For the first time all night, Sam smiles.

"A girl has an idea."


Slowly, very slowly, the Night King walks towards Bran, looking straight at him. The boy looks back with a strange expression, different from those he is used to. He does not dwell on it, for he never dwells. He raises his arm to pull his sword, so slowly. He savours. A small smile widens his mouth. He looks down at the cripple. The boy looks up at him. Then, something very odd: the boy's eyes wander a little bit left.

A girl jumps on him. He turns, chokes her. A dagger falls out of her hand. She catches it with her other hand, pushes it through a gap in his armour. He corrects himself: not a dagger. The dagger. How-

The Night King shatters. The skeletons and half-skeletons and the disjointed bones shatter. Millions of bone fragments litter the world. Bran looks at Arya. Arya looks at Bran.

A large stone is pushed aside. Our heroes emerge from a tunnel. Sam looks very pleased with himself. Even Davos's mouth is agape. Jon nudges Sam.

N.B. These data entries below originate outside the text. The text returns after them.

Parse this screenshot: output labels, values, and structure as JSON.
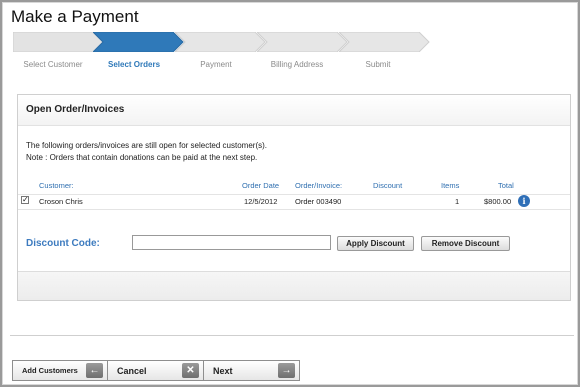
{
  "page": {
    "title": "Make a Payment"
  },
  "wizard": {
    "steps": [
      {
        "label": "Select Customer",
        "active": false
      },
      {
        "label": "Select Orders",
        "active": true
      },
      {
        "label": "Payment",
        "active": false
      },
      {
        "label": "Billing Address",
        "active": false
      },
      {
        "label": "Submit",
        "active": false
      }
    ]
  },
  "panel": {
    "title": "Open Order/Invoices",
    "message_line1": "The following orders/invoices are still open for selected customer(s).",
    "message_line2": "Note : Orders that contain donations can be paid at the next step."
  },
  "table": {
    "columns": [
      "Customer:",
      "Order Date",
      "Order/Invoice:",
      "Discount",
      "Items",
      "Total"
    ],
    "rows": [
      {
        "checked": true,
        "customer": "Croson Chris",
        "order_date": "12/5/2012",
        "order_invoice": "Order 003490",
        "discount": "",
        "items": "1",
        "total": "$800.00"
      }
    ]
  },
  "discount": {
    "label": "Discount Code:",
    "value": "",
    "apply_label": "Apply Discount",
    "remove_label": "Remove Discount"
  },
  "toolbar": {
    "add_customers_label": "Add Customers",
    "cancel_label": "Cancel",
    "next_label": "Next"
  },
  "colors": {
    "accent": "#2f79b9",
    "link_blue": "#2f6fb0",
    "step_inactive": "#e4e4e4"
  }
}
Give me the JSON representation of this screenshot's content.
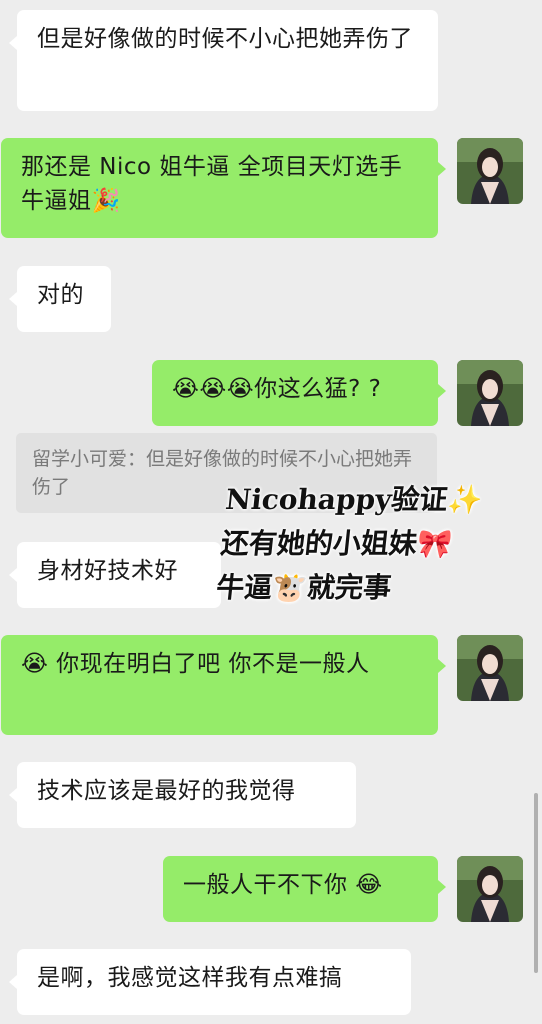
{
  "messages": [
    {
      "side": "left",
      "text": "但是好像做的时候不小心把她弄伤了"
    },
    {
      "side": "right",
      "text": "那还是 Nico 姐牛逼 全项目天灯选手 牛逼姐🎉"
    },
    {
      "side": "left",
      "text": "对的"
    },
    {
      "side": "right",
      "text": "😭😭😭你这么猛? ?"
    },
    {
      "side": "left",
      "text": "身材好技术好"
    },
    {
      "side": "right",
      "text": "😭 你现在明白了吧 你不是一般人"
    },
    {
      "side": "left",
      "text": "技术应该是最好的我觉得"
    },
    {
      "side": "right",
      "text": "一般人干不下你 😂"
    },
    {
      "side": "left",
      "text": "是啊，我感觉这样我有点难搞"
    }
  ],
  "quote": {
    "text": "留学小可爱：但是好像做的时候不小心把她弄伤了"
  },
  "overlay": {
    "line1": "Nicohappy验证✨",
    "line2": "还有她的小姐妹🎀",
    "line3": "牛逼🐮就完事"
  },
  "colors": {
    "sent": "#95ec69",
    "received": "#ffffff",
    "background": "#ededed"
  }
}
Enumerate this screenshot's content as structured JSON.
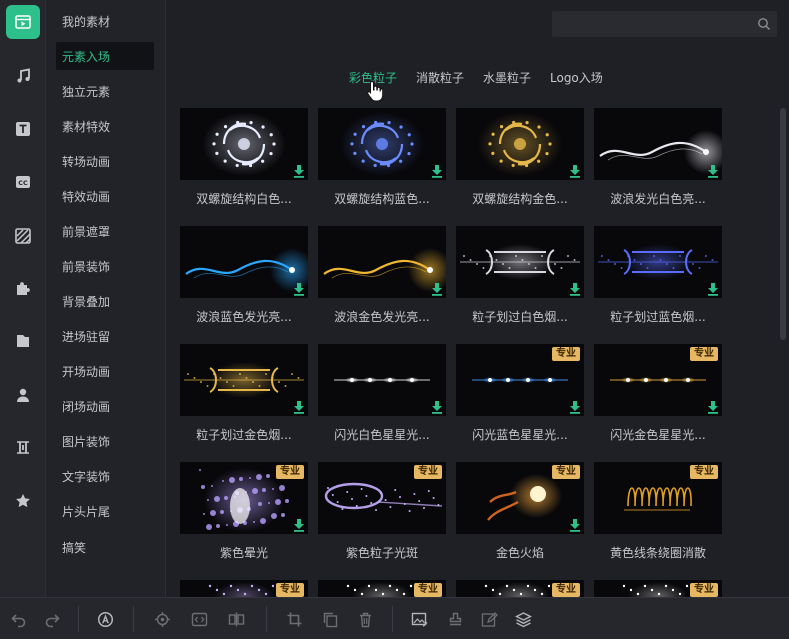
{
  "rail": {
    "items": [
      {
        "icon": "video-clip-icon",
        "active": true
      },
      {
        "icon": "music-note-icon"
      },
      {
        "icon": "text-icon"
      },
      {
        "icon": "subtitle-cc-icon"
      },
      {
        "icon": "filter-stripes-icon"
      },
      {
        "icon": "puzzle-icon"
      },
      {
        "icon": "folder-icon"
      },
      {
        "icon": "person-icon"
      },
      {
        "icon": "pitch-slider-icon"
      },
      {
        "icon": "star-icon"
      }
    ]
  },
  "categories": {
    "items": [
      {
        "label": "我的素材"
      },
      {
        "label": "元素入场",
        "active": true
      },
      {
        "label": "独立元素"
      },
      {
        "label": "素材特效"
      },
      {
        "label": "转场动画"
      },
      {
        "label": "特效动画"
      },
      {
        "label": "前景遮罩"
      },
      {
        "label": "前景装饰"
      },
      {
        "label": "背景叠加"
      },
      {
        "label": "进场驻留"
      },
      {
        "label": "开场动画"
      },
      {
        "label": "闭场动画"
      },
      {
        "label": "图片装饰"
      },
      {
        "label": "文字装饰"
      },
      {
        "label": "片头片尾"
      },
      {
        "label": "搞笑"
      }
    ]
  },
  "search": {
    "placeholder": "",
    "icon": "search-icon"
  },
  "tabs": {
    "items": [
      {
        "label": "彩色粒子",
        "active": true
      },
      {
        "label": "消散粒子"
      },
      {
        "label": "水墨粒子"
      },
      {
        "label": "Logo入场"
      }
    ]
  },
  "grid": {
    "pro_label": "专业",
    "items": [
      {
        "title": "双螺旋结构白色...",
        "art": "swirl",
        "color": "#e8ecff",
        "download": true,
        "pro": false
      },
      {
        "title": "双螺旋结构蓝色...",
        "art": "swirl",
        "color": "#6a8cff",
        "download": true,
        "pro": false
      },
      {
        "title": "双螺旋结构金色...",
        "art": "swirl",
        "color": "#e6b84a",
        "download": true,
        "pro": false
      },
      {
        "title": "波浪发光白色亮...",
        "art": "wave",
        "color": "#e8e8ee",
        "download": true,
        "pro": false
      },
      {
        "title": "波浪蓝色发光亮...",
        "art": "wave",
        "color": "#2aa8ff",
        "download": true,
        "pro": false
      },
      {
        "title": "波浪金色发光亮...",
        "art": "wave",
        "color": "#f0b830",
        "download": true,
        "pro": false
      },
      {
        "title": "粒子划过白色烟...",
        "art": "smoke",
        "color": "#d8d8e0",
        "download": true,
        "pro": false
      },
      {
        "title": "粒子划过蓝色烟...",
        "art": "smoke",
        "color": "#5a6cff",
        "download": true,
        "pro": false
      },
      {
        "title": "粒子划过金色烟...",
        "art": "smoke",
        "color": "#e6b84a",
        "download": true,
        "pro": false
      },
      {
        "title": "闪光白色星星光...",
        "art": "sparkle",
        "color": "#f0f0f6",
        "download": true,
        "pro": false
      },
      {
        "title": "闪光蓝色星星光...",
        "art": "sparkle",
        "color": "#4aa0ff",
        "download": true,
        "pro": true
      },
      {
        "title": "闪光金色星星光...",
        "art": "sparkle",
        "color": "#f0b040",
        "download": true,
        "pro": true
      },
      {
        "title": "紫色晕光",
        "art": "glow",
        "color": "#b8a0ff",
        "download": true,
        "pro": true
      },
      {
        "title": "紫色粒子光斑",
        "art": "comet",
        "color": "#c8b0ff",
        "download": false,
        "pro": true
      },
      {
        "title": "金色火焰",
        "art": "fire",
        "color": "#ffb040",
        "download": true,
        "pro": true
      },
      {
        "title": "黄色线条绕圈消散",
        "art": "coil",
        "color": "#e0a020",
        "download": false,
        "pro": true
      },
      {
        "title": "",
        "art": "partial",
        "color": "#c8b0ff",
        "download": false,
        "pro": true
      },
      {
        "title": "",
        "art": "partial",
        "color": "#ffffff",
        "download": false,
        "pro": true
      },
      {
        "title": "",
        "art": "partial",
        "color": "#ffffff",
        "download": false,
        "pro": true
      },
      {
        "title": "",
        "art": "partial",
        "color": "#ffffff",
        "download": false,
        "pro": true
      }
    ]
  },
  "toolbar": {
    "items": [
      {
        "icon": "undo-icon"
      },
      {
        "icon": "redo-icon"
      },
      {
        "icon": "auto-a-icon"
      },
      {
        "icon": "target-icon"
      },
      {
        "icon": "code-brackets-icon"
      },
      {
        "icon": "split-icon"
      },
      {
        "icon": "crop-icon"
      },
      {
        "icon": "copy-icon"
      },
      {
        "icon": "delete-icon"
      },
      {
        "icon": "image-edit-icon"
      },
      {
        "icon": "stamp-icon"
      },
      {
        "icon": "pencil-icon"
      },
      {
        "icon": "layers-icon"
      }
    ]
  },
  "colors": {
    "accent": "#2ec08a",
    "download": "#2ec08a",
    "pro_badge": "#e7b864"
  }
}
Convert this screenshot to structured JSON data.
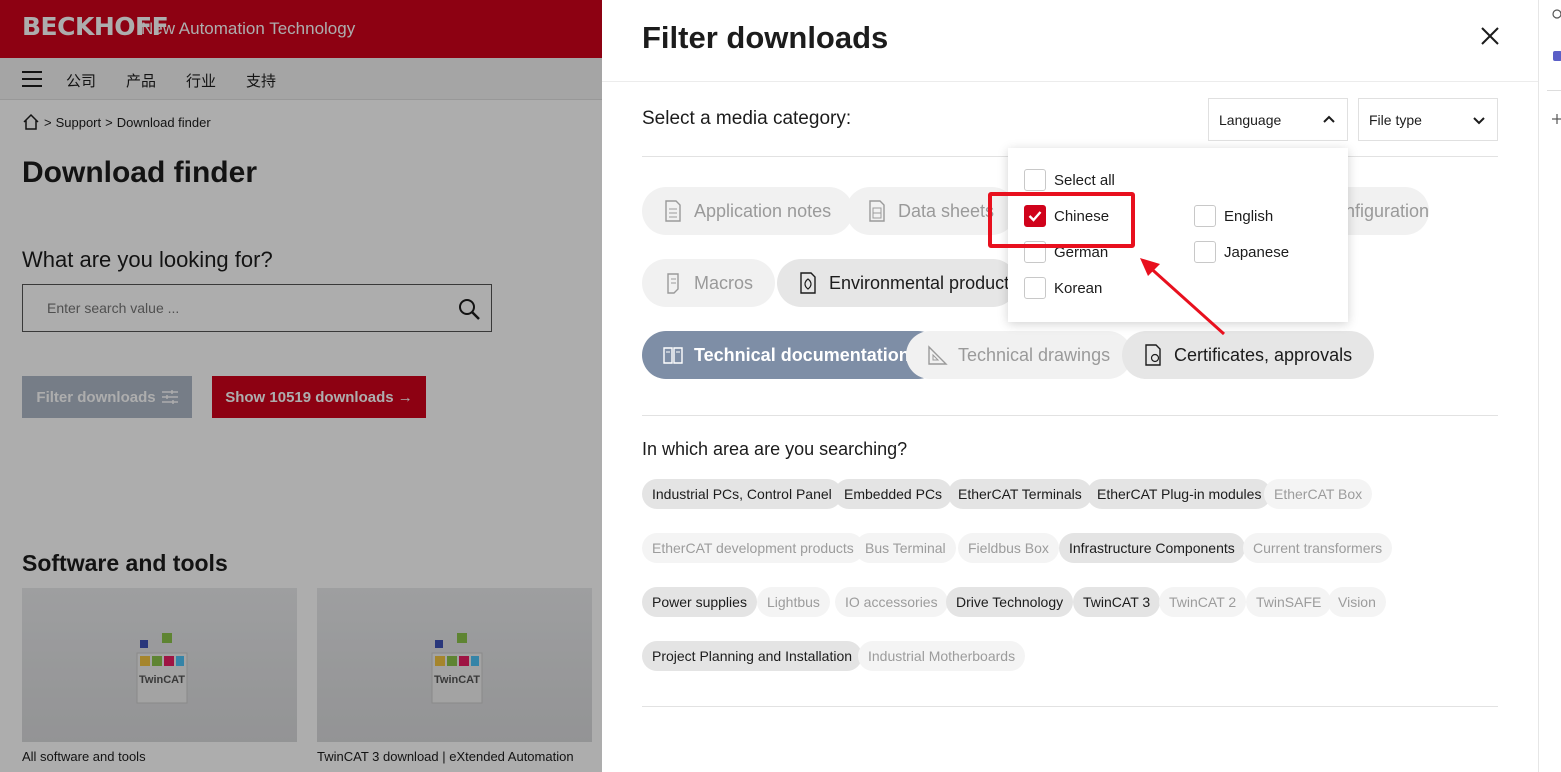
{
  "site": {
    "logo": "BECKHOFF",
    "tagline": "New Automation Technology",
    "nav": [
      "公司",
      "产品",
      "行业",
      "支持"
    ]
  },
  "breadcrumb": {
    "items": [
      "Support",
      "Download finder"
    ],
    "separator": ">"
  },
  "page": {
    "title": "Download finder",
    "search_heading": "What are you looking for?",
    "search_placeholder": "Enter search value ...",
    "filter_button": "Filter downloads",
    "show_button": "Show 10519 downloads →",
    "software_heading": "Software and tools",
    "cards": [
      {
        "caption": "All software and tools"
      },
      {
        "caption": "TwinCAT 3 download | eXtended Automation"
      }
    ],
    "cube_label": "TwinCAT"
  },
  "drawer": {
    "title": "Filter downloads",
    "media_label": "Select a media category:",
    "language_dropdown": "Language",
    "filetype_dropdown": "File type",
    "categories": [
      {
        "label": "Application notes",
        "state": "muted",
        "icon": "document-icon"
      },
      {
        "label": "Data sheets",
        "state": "muted",
        "icon": "datasheet-icon"
      },
      {
        "label": "Configuration files",
        "state": "muted",
        "icon": "config-icon"
      },
      {
        "label": "Macros",
        "state": "muted",
        "icon": "macro-icon"
      },
      {
        "label": "Environmental product compliance",
        "state": "active",
        "icon": "leaf-icon"
      },
      {
        "label": "Technical documentations",
        "state": "selected",
        "icon": "book-icon"
      },
      {
        "label": "Technical drawings",
        "state": "muted",
        "icon": "ruler-icon"
      },
      {
        "label": "Certificates, approvals",
        "state": "active",
        "icon": "certificate-icon"
      }
    ],
    "area_label": "In which area are you searching?",
    "areas": [
      {
        "label": "Industrial PCs, Control Panel",
        "on": true
      },
      {
        "label": "Embedded PCs",
        "on": true
      },
      {
        "label": "EtherCAT Terminals",
        "on": true
      },
      {
        "label": "EtherCAT Plug-in modules",
        "on": true
      },
      {
        "label": "EtherCAT Box",
        "on": false
      },
      {
        "label": "EtherCAT development products",
        "on": false
      },
      {
        "label": "Bus Terminal",
        "on": false
      },
      {
        "label": "Fieldbus Box",
        "on": false
      },
      {
        "label": "Infrastructure Components",
        "on": true
      },
      {
        "label": "Current transformers",
        "on": false
      },
      {
        "label": "Power supplies",
        "on": true
      },
      {
        "label": "Lightbus",
        "on": false
      },
      {
        "label": "IO accessories",
        "on": false
      },
      {
        "label": "Drive Technology",
        "on": true
      },
      {
        "label": "TwinCAT 3",
        "on": true
      },
      {
        "label": "TwinCAT 2",
        "on": false
      },
      {
        "label": "TwinSAFE",
        "on": false
      },
      {
        "label": "Vision",
        "on": false
      },
      {
        "label": "Project Planning and Installation",
        "on": true
      },
      {
        "label": "Industrial Motherboards",
        "on": false
      }
    ]
  },
  "language_panel": {
    "select_all": "Select all",
    "options": [
      {
        "label": "Chinese",
        "checked": true
      },
      {
        "label": "English",
        "checked": false
      },
      {
        "label": "German",
        "checked": false
      },
      {
        "label": "Japanese",
        "checked": false
      },
      {
        "label": "Korean",
        "checked": false
      }
    ]
  },
  "colors": {
    "brand_red": "#d0021b",
    "selected_pill": "#7e8ea6",
    "annotation_red": "#e8101e"
  }
}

"Well done! Who would have thought that all your books would actually be of use one day, Sam? Perhaps I should spend less time 'warming' the Queen and more time reading, eh?"

"Perhaps", Sam says diplomatically.

"Imagine what could have happened if you hadn't painstakingly walked us through basic tactics any feudal noble would know before he turns ten! Horrible things might have happened. Some semi-important people could possibly have died uselessly. A once-great, deconstructive, but also in some satisfying ways expected narrative could have turned into a facepalming cringefest you couldn't wait to be over because everyone is stupid! Any payoffs would have been completely unearned, dumb luck instead of a glorious victory pulled off against impossible odds thanks to your genius and foresight, our heroism, and Arya's cunning. And we didn't even mention yet how Jorah defended the trebuchets against a surprise attack of mounted White Walkers, giving his life for his Khaleesi. Or how Ser Brienne and Ser Jaime died side by side, professing their love for each other with their last breaths, protecting the 'burning castle' stage against wights dropped from giant undead eagles, their wings whooshing through the night air like silk on cold skin. Or how Grey Worm, seeing Missandei being-"

Sam is horrified.

"What, did you think all of us would survive this epic battle? Don't be silly Sam, this is not one of Old Nan's fairytales. They died so we may live. There is nothing more noble than that. Even Ghost died, may the gods rest his kind soul. Just imagine how cheap, how debased we would now feel if our victory only came down to Arya weirdly hating blue eyes while we bungled absolutely everything, but somehow still survived. Imagine it! Wait, what did I just say?"

"I guess you have a point", says Sam. "Is this the end then?"

"No", says Arya. "But you could say this is the pointy end."

Everyone laughs. Freeze frame. Curtains.